Bernd's patch adding the memory clobber does help with all of these.
And I agree that it is unlikely to cause the generation of incorrect
code. However unlike Andrew, I'm not prepared to say it doesn't 'hurt.'
At a minimum, suddenly forcing an unexpected/unneeded memory clobber can
adversely impact the optimization of surrounding code. This can be
particularly annoying if the reason for the asm was to improve
performance. And adding a memory clobber does add a dependency of
sorts, which might cause the location of the asm to shift in an
unfortunate way. And there's always the long-shot possibility that some
weird quirk or (very) badly-written code will cause the asm to flat out
fail when used with a memory clobber. And if this change does produce
any of these problems, I feel pity for whoever has to track it down.

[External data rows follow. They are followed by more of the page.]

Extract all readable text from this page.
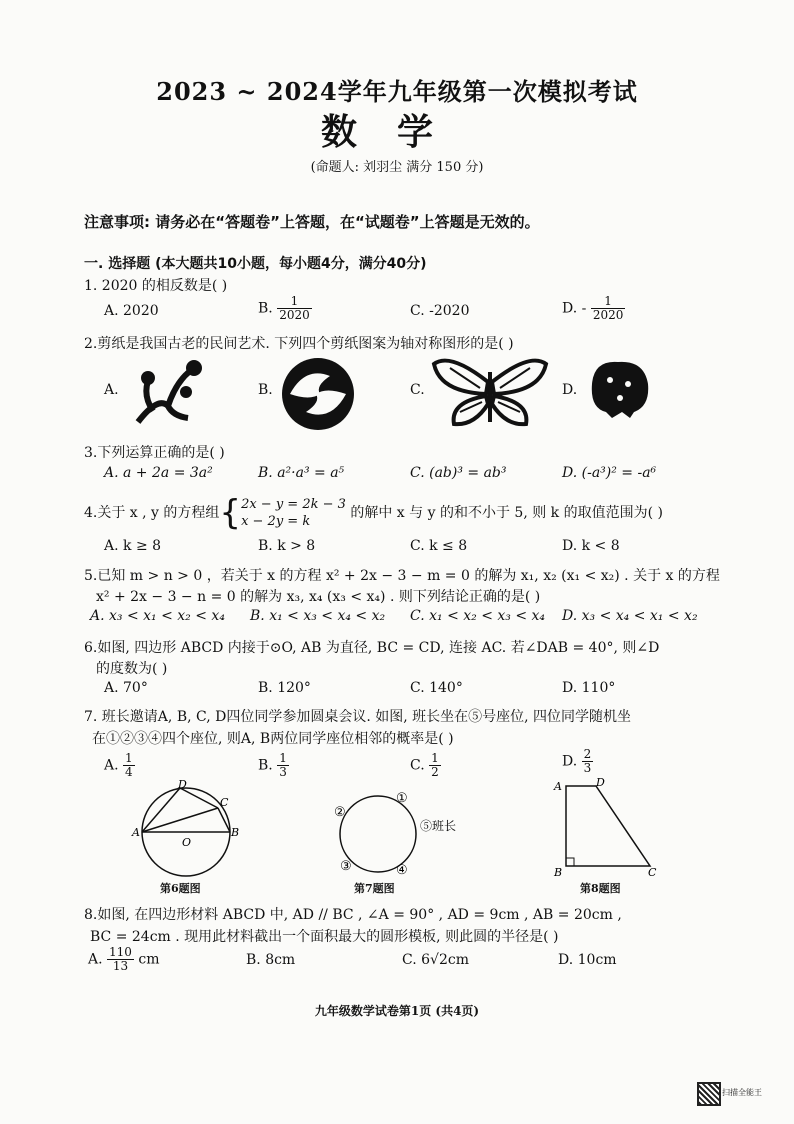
2023 ~ 2024学年九年级第一次模拟考试
数学
(命题人: 刘羽尘 满分 150 分)
注意事项: 请务必在“答题卷”上答题，在“试题卷”上答题是无效的。
一. 选择题 (本大题共10小题，每小题4分，满分40分)
1. 2020 的相反数是( )
A. 2020	B. $\frac{1}{2020}$	C. -2020	D. - $\frac{1}{2020}$
2.剪纸是我国古老的民间艺术. 下列四个剪纸图案为轴对称图形的是( )
A.	B.	C.	D.
3.下列运算正确的是( )
A. a + 2a = 3a²	B. a²·a³ = a⁵	C. (ab)³ = ab³	D. (-a³)² = -a⁶
4.关于 x , y 的方程组{2x − y = 2k − 3
x − 2y = k 的解中 x 与 y 的和不小于 5, 则 k 的取值范围为( )
A. k ≥ 8	B. k > 8	C. k ≤ 8	D. k < 8
5.已知 m > n > 0 ，若关于 x 的方程 x² + 2x − 3 − m = 0 的解为 x₁, x₂ (x₁ < x₂) . 关于 x 的方程
x² + 2x − 3 − n = 0 的解为 x₃, x₄ (x₃ < x₄) . 则下列结论正确的是( )
A. x₃ < x₁ < x₂ < x₄ B. x₁ < x₃ < x₄ < x₂ C. x₁ < x₂ < x₃ < x₄ D. x₃ < x₄ < x₁ < x₂
6.如图, 四边形 ABCD 内接于⊙O, AB 为直径, BC = CD, 连接 AC. 若∠DAB = 40°, 则∠D
的度数为( )
A. 70°	B. 120°	C. 140°	D. 110°
7. 班长邀请A, B, C, D四位同学参加圆桌会议. 如图, 班长坐在⑤号座位, 四位同学随机坐
在①②③④四个座位, 则A, B两位同学座位相邻的概率是( )
A. $\frac{1}{4}$	B. $\frac{1}{3}$	C. $\frac{1}{2}$	D. $\frac{2}{3}$
D
C
A
O
B
第6题图
②
①
⑤班长
③	④
第7题图
A	D
B	C
第8题图
8.如图, 在四边形材料 ABCD 中, AD // BC , ∠A = 90° , AD = 9cm , AB = 20cm ,
BC = 24cm . 现用此材料截出一个面积最大的圆形模板, 则此圆的半径是( )
A. $\frac{110}{13}$ cm	B. 8cm	C. 6√2cm	D. 10cm
九年级数学试卷第1页 (共4页)
扫描全能王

But the real problem I have with this patch is that it doesn't actually
solve the problem of user expectations. Or compatibility with other
compilers. Or the problem with positioning. In fact this change makes
the problem with expectations worse for the people who are knowledgeable
about the current decades-old behavior.
Ultimately, the design of gcc makes these problems inherently
unsolvable. That's why I believe deprecation/removal is the real
solution here.
I realize deprecation/removal is drastic. Especially since basic asm
(mostly) works as is. But fixing memory clobbers while leaving the rest
broken feels like half a solution, meaning that some day we're going to
have to fiddle with this again. If we are going to spend the time and
effort (both ours and our users') to address basic-asm-in-a-function's
problems, let's make sure we really solve them.